Поэтому нужно придавать больше внимания исследованиям, которые выявляют точное соответствие философемам эстетических характеристик их эпохи. Здесь нужно искать не только целостное значение данного времени в человеческом плане, но и его диалектическую функциональность, чтоб, таким образом, отыскать ее в философском творчестве, которое есть его [времени.— К. Л.] своеобразное выражение. Появляется возможность плодотворно комментировать Платона, когда его соотносят, как это прекрасно сделал П.-М. Шуль[17] , с искусством его времени и когда обозначают согласие платоновского идеала с особенностями композиции и пропорции, которые были доминирующими чертами новой школы Сикиона[18]. Многие, изучая Абеляра, говорят вместе с Э. Кассирером, что в нем нужно видеть представителя не готики, а романского стиля, или, точнее, что он находится как раз в том историческом периоде, когда совершается великая художественная революция, первым свидетельством которой является церковь аббатства Сен-Дени. И заходят очень далеко в объяснении Лейбница, когда напоминают, что он главным образом и в соответствии с самым сокровенным в своей мысли является представителем барокко. Настолько далеко, что эстетические мотивации его философии (а они в высшей степени важны для некоторых из его главных идей) признаются теми же, что и относящиеся к барокко: достаточно напомнить в этом смысле тезис о “наивысшей вариативности”, о “подразделении частей на другие части, каждая из которых имеет свое собственное движение” в 57—58 или 74 параграфах Монадологии[19], как и его же идеи Лейбница о символическом выражении сложных через простые и о Выражении как о роде, равноправными видами которого является естественное восприятие, животное чувство и интеллектуальное познание (XXIV письмо Арно), и т. д. и т. п.

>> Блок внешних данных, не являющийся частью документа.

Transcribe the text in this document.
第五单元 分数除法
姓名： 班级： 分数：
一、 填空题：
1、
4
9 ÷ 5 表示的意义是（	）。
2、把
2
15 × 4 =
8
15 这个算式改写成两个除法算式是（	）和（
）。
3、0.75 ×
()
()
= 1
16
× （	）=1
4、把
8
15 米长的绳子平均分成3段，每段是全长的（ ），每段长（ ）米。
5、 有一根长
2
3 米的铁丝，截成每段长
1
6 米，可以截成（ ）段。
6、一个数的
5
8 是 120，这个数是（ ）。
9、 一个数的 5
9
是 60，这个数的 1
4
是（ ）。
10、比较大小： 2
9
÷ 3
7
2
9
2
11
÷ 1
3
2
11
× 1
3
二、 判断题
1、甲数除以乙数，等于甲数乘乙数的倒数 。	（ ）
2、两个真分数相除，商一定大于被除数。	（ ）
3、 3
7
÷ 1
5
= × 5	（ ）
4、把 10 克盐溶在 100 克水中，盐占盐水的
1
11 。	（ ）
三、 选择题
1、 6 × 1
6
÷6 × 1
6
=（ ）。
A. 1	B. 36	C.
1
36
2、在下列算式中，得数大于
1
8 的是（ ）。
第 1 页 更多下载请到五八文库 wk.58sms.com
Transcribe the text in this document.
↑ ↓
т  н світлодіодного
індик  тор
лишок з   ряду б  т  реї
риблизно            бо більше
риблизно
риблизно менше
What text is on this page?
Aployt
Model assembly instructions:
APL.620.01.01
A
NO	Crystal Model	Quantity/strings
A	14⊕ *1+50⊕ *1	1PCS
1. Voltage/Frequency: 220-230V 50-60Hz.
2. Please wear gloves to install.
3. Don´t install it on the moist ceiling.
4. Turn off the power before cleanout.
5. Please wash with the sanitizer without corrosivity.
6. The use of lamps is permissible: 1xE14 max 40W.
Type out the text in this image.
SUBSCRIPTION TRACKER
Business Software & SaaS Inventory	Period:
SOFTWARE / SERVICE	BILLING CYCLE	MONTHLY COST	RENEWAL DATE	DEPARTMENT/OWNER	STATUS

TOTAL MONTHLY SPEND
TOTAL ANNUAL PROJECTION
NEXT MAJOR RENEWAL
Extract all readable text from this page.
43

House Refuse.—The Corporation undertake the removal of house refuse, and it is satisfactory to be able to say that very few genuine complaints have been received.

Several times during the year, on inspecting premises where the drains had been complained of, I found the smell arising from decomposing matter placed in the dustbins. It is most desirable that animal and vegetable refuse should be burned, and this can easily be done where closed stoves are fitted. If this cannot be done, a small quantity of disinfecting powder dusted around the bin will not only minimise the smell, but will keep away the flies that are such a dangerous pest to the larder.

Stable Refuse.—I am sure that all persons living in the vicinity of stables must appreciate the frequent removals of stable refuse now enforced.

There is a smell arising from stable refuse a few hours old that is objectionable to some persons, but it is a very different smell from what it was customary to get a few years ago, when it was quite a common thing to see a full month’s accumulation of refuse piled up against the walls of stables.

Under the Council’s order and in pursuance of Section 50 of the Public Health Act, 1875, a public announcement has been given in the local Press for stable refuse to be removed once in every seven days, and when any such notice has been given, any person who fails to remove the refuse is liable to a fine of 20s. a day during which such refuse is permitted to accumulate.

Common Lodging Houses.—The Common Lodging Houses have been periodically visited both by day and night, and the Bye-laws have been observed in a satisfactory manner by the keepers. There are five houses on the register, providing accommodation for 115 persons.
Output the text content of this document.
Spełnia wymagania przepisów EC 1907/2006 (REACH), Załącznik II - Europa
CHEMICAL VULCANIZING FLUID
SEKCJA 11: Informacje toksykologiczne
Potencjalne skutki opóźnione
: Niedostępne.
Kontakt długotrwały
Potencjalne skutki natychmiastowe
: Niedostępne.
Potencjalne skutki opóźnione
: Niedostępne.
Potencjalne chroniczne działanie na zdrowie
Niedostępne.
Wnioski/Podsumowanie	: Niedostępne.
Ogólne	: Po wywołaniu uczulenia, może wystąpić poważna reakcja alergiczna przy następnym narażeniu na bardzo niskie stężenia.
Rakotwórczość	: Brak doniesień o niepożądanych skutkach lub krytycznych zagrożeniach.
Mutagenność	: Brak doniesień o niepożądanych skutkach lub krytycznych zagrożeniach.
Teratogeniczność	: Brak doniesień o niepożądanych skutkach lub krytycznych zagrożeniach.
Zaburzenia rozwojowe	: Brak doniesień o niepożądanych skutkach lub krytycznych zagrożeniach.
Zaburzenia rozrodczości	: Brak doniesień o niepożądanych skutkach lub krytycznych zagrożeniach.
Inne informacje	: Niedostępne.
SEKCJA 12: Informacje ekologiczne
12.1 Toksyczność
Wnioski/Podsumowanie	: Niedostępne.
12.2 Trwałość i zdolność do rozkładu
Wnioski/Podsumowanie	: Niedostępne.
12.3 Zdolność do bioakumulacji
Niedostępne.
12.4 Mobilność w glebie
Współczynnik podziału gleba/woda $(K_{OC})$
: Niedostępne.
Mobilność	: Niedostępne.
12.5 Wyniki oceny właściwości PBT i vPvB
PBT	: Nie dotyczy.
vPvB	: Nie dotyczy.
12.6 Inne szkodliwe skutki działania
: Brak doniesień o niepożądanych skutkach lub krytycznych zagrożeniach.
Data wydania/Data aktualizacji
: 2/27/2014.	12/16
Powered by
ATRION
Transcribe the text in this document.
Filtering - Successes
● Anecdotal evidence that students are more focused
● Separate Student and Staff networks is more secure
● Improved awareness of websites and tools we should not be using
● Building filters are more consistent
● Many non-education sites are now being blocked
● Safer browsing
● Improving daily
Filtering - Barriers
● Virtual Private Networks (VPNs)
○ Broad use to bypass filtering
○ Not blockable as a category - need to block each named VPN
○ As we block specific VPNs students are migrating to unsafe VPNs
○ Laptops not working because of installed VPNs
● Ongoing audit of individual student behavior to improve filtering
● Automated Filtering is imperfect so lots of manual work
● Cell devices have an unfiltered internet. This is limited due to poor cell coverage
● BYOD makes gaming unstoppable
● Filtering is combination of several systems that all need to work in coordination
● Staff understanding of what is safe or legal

Поспешим добавить, что в этом первом подходе искусство не имеет преимущества в спекулятивном плане. Сопоставление философемы с художественной ситуацией, ей соответствующей, нацелено лишь на восстановление имевшего, место целостного, духовного момента—и на интеграцию философемы в этом временном промежутке. Научная или социальная и экономическая ситуации тоже очень важны. Отметим только, что если художественная реинтеграция не имеет спекулятивного преимущества, то она часто имеет преимущество методологическое, а в особой степени в тех случаях, когда речь идет о таких философах — о Платоне, Декарте, Лейбнице,— которые особенно внимательны к научной ситуации. Художественное сопоставление, действительно, в особой степени выявляет некое “дополнение души”, которое возвышает философию над уровнем научного размышления, служащего ему основой.
Второй порядок фактов касается парадигмального вклада искусства в данную философию.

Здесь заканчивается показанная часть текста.